On the heels of the news that food canning and packaging company SPC will be the first Australian business to mandate COVID vaccinations among its employees, the national cabinet has confirmed that vaccines will remain voluntary in Australia, with businesses told to be careful when making a decision regarding workforce vaccination requirements.
Late on Friday, Prime Minister Scott Morrison said that the Solicitor-General was called into the national cabinet to provide advice on the use of vaccinations in the workplace.
Noting that “Australia’s policy remains that vaccines should be voluntary and free”, Mr Morrison said that “decisions to require COVID-19 vaccinations for employees will be a matter for individual business”, taking into account their particular circumstances and their obligations under safety, anti-discrimination and privacy laws.
In general, in the absence of a state or territory public health order or a requirement in an employment contract or industrial instrument, an employer can only mandate that an employee be vaccinated through a lawful and reasonable direction.
As such, businesses will be required to navigate existing workplace laws.
“We do not have a mandatory vaccination policy in this country,” the PM said.
“We do not have that. We are not proposing to have that. That is not changing. But an employer may wish to make a reasonable directive to staff, and if they do so, they would need to do so consistent with the law.
“And that particularly would deal with a situation where an employee may be in direct contact potentially, or becoming infected, and acquiring the virus.”
He reminded that existing public health orders already do allow vaccine mandates in some high-risk environments including hotel quarantine workers, airline staff, healthcare workers and frontline services.
The PM said: “In our country, everyone has choices, and they have choices that are supported by the rule of law, and simply making the point that those choices have to be exercised consistent with the rule of law.
“But in terms of the Commonwealth government or the state governments, making mandatory or issuing public health orders or taking some sort of statutory approach, then, well, except in the areas I’ve already nominated in the areas of quarantine and aged care, both the Commonwealth and the states are not making any moves in that area. Otherwise, the rule of law applies as it normally does.”

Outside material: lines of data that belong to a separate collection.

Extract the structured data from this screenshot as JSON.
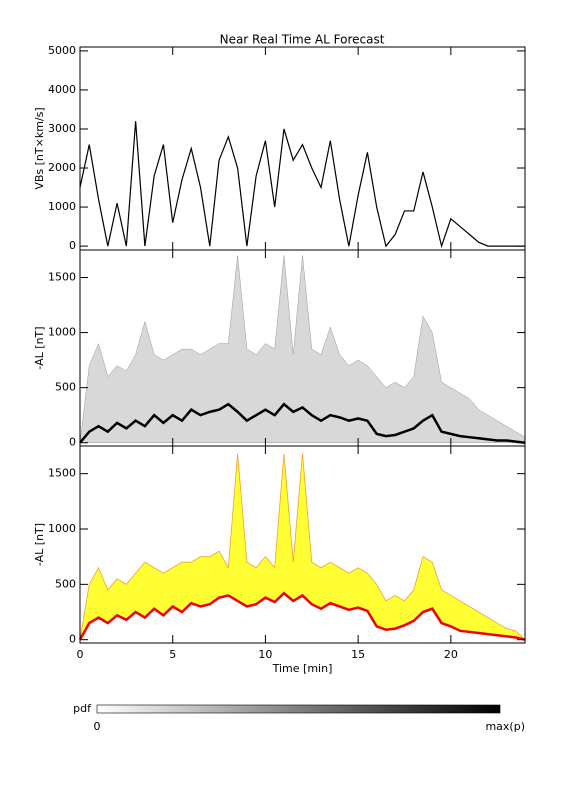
{
  "chart_data": [
    {
      "type": "line",
      "title": "Near Real Time AL Forecast",
      "ylabel": "VBs [nT×km/s]",
      "x": [
        0,
        0.5,
        1,
        1.5,
        2,
        2.5,
        3,
        3.5,
        4,
        4.5,
        5,
        5.5,
        6,
        6.5,
        7,
        7.5,
        8,
        8.5,
        9,
        9.5,
        10,
        10.5,
        11,
        11.5,
        12,
        12.5,
        13,
        13.5,
        14,
        14.5,
        15,
        15.5,
        16,
        16.5,
        17,
        17.5,
        18,
        18.5,
        19,
        19.5,
        20,
        20.5,
        21,
        21.5,
        22,
        22.5,
        23,
        23.5,
        24
      ],
      "series": [
        {
          "color": "#000000",
          "values": [
            1500,
            2600,
            1200,
            0,
            1100,
            0,
            3200,
            0,
            1800,
            2600,
            600,
            1700,
            2500,
            1500,
            0,
            2200,
            2800,
            2000,
            0,
            1800,
            2700,
            1000,
            3000,
            2200,
            2600,
            2000,
            1500,
            2700,
            1200,
            0,
            1300,
            2400,
            1000,
            0,
            300,
            900,
            900,
            1900,
            1000,
            0,
            700,
            500,
            300,
            100,
            0,
            0,
            0,
            0,
            0
          ]
        }
      ],
      "xlim": [
        0,
        24
      ],
      "ylim": [
        -100,
        5100
      ],
      "yticks": [
        0,
        1000,
        2000,
        3000,
        4000,
        5000
      ]
    },
    {
      "type": "density",
      "ylabel": "-AL [nT]",
      "x": [
        0,
        0.5,
        1,
        1.5,
        2,
        2.5,
        3,
        3.5,
        4,
        4.5,
        5,
        5.5,
        6,
        6.5,
        7,
        7.5,
        8,
        8.5,
        9,
        9.5,
        10,
        10.5,
        11,
        11.5,
        12,
        12.5,
        13,
        13.5,
        14,
        14.5,
        15,
        15.5,
        16,
        16.5,
        17,
        17.5,
        18,
        18.5,
        19,
        19.5,
        20,
        20.5,
        21,
        21.5,
        22,
        22.5,
        23,
        23.5,
        24
      ],
      "series": [
        {
          "color": "#c8c8c8",
          "values": [
            0,
            700,
            900,
            600,
            700,
            650,
            800,
            1100,
            800,
            750,
            800,
            850,
            850,
            800,
            850,
            900,
            900,
            1700,
            850,
            800,
            900,
            850,
            1700,
            800,
            1700,
            850,
            800,
            1050,
            800,
            700,
            750,
            700,
            600,
            500,
            550,
            500,
            600,
            1150,
            1000,
            550,
            500,
            450,
            400,
            300,
            250,
            200,
            150,
            100,
            50
          ]
        },
        {
          "color": "#000000",
          "values": [
            0,
            100,
            150,
            100,
            180,
            130,
            200,
            150,
            250,
            180,
            250,
            200,
            300,
            250,
            280,
            300,
            350,
            280,
            200,
            250,
            300,
            250,
            350,
            280,
            320,
            250,
            200,
            250,
            230,
            200,
            220,
            200,
            80,
            60,
            70,
            100,
            130,
            200,
            250,
            100,
            80,
            60,
            50,
            40,
            30,
            20,
            20,
            10,
            0
          ]
        }
      ],
      "xlim": [
        0,
        24
      ],
      "ylim": [
        -30,
        1750
      ],
      "yticks": [
        0,
        500,
        1000,
        1500
      ]
    },
    {
      "type": "band",
      "ylabel": "-AL [nT]",
      "xlabel": "Time [min]",
      "x": [
        0,
        0.5,
        1,
        1.5,
        2,
        2.5,
        3,
        3.5,
        4,
        4.5,
        5,
        5.5,
        6,
        6.5,
        7,
        7.5,
        8,
        8.5,
        9,
        9.5,
        10,
        10.5,
        11,
        11.5,
        12,
        12.5,
        13,
        13.5,
        14,
        14.5,
        15,
        15.5,
        16,
        16.5,
        17,
        17.5,
        18,
        18.5,
        19,
        19.5,
        20,
        20.5,
        21,
        21.5,
        22,
        22.5,
        23,
        23.5,
        24
      ],
      "series": [
        {
          "color": "#ffff33",
          "values": [
            0,
            500,
            650,
            450,
            550,
            500,
            600,
            700,
            650,
            600,
            650,
            700,
            700,
            750,
            750,
            800,
            650,
            1680,
            700,
            650,
            750,
            650,
            1680,
            700,
            1680,
            700,
            650,
            700,
            650,
            600,
            650,
            600,
            500,
            350,
            400,
            350,
            450,
            750,
            700,
            450,
            400,
            350,
            300,
            250,
            200,
            150,
            100,
            80,
            0
          ]
        },
        {
          "color": "#ee0000",
          "values": [
            0,
            150,
            200,
            150,
            220,
            180,
            250,
            200,
            280,
            220,
            300,
            250,
            330,
            300,
            320,
            380,
            400,
            350,
            300,
            320,
            380,
            340,
            420,
            350,
            400,
            320,
            280,
            330,
            300,
            270,
            290,
            260,
            120,
            90,
            100,
            130,
            170,
            250,
            280,
            150,
            120,
            80,
            70,
            60,
            50,
            40,
            30,
            20,
            0
          ]
        }
      ],
      "xlim": [
        0,
        24
      ],
      "xticks": [
        0,
        5,
        10,
        15,
        20
      ],
      "ylim": [
        -30,
        1750
      ],
      "yticks": [
        0,
        500,
        1000,
        1500
      ]
    }
  ],
  "colorbar": {
    "label": "pdf",
    "min_label": "0",
    "max_label": "max(p)"
  }
}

Safe Work Australia issues guidance
Just last week, Safe Work Australia issued a list of questions for businesses to consider before asking their employees to get vaccinated.
- Is the Australian Health Protection Principal Committee recommending COVID-19 vaccinations for all workers in your industry?
- Will your workers be exposed to the risk of infection as part of their work?
- Do your workers work with people who would be vulnerable to severe disease if they contract COVID-19?
- What is the likelihood that COVID-19 could spread in the workplace?
- Do your workers interact with large numbers of other people in the course of their work that could contribute to a “super-spreading” event if your workers contract COVID-19?
- What other control measures are available and in place in your workplace? Do those control measures already minimise the risk of infection, so far as is reasonably practicable?
- Would a requirement to be vaccinated be unlawful in the circumstances? For example, would it discriminate against a certain class of employees?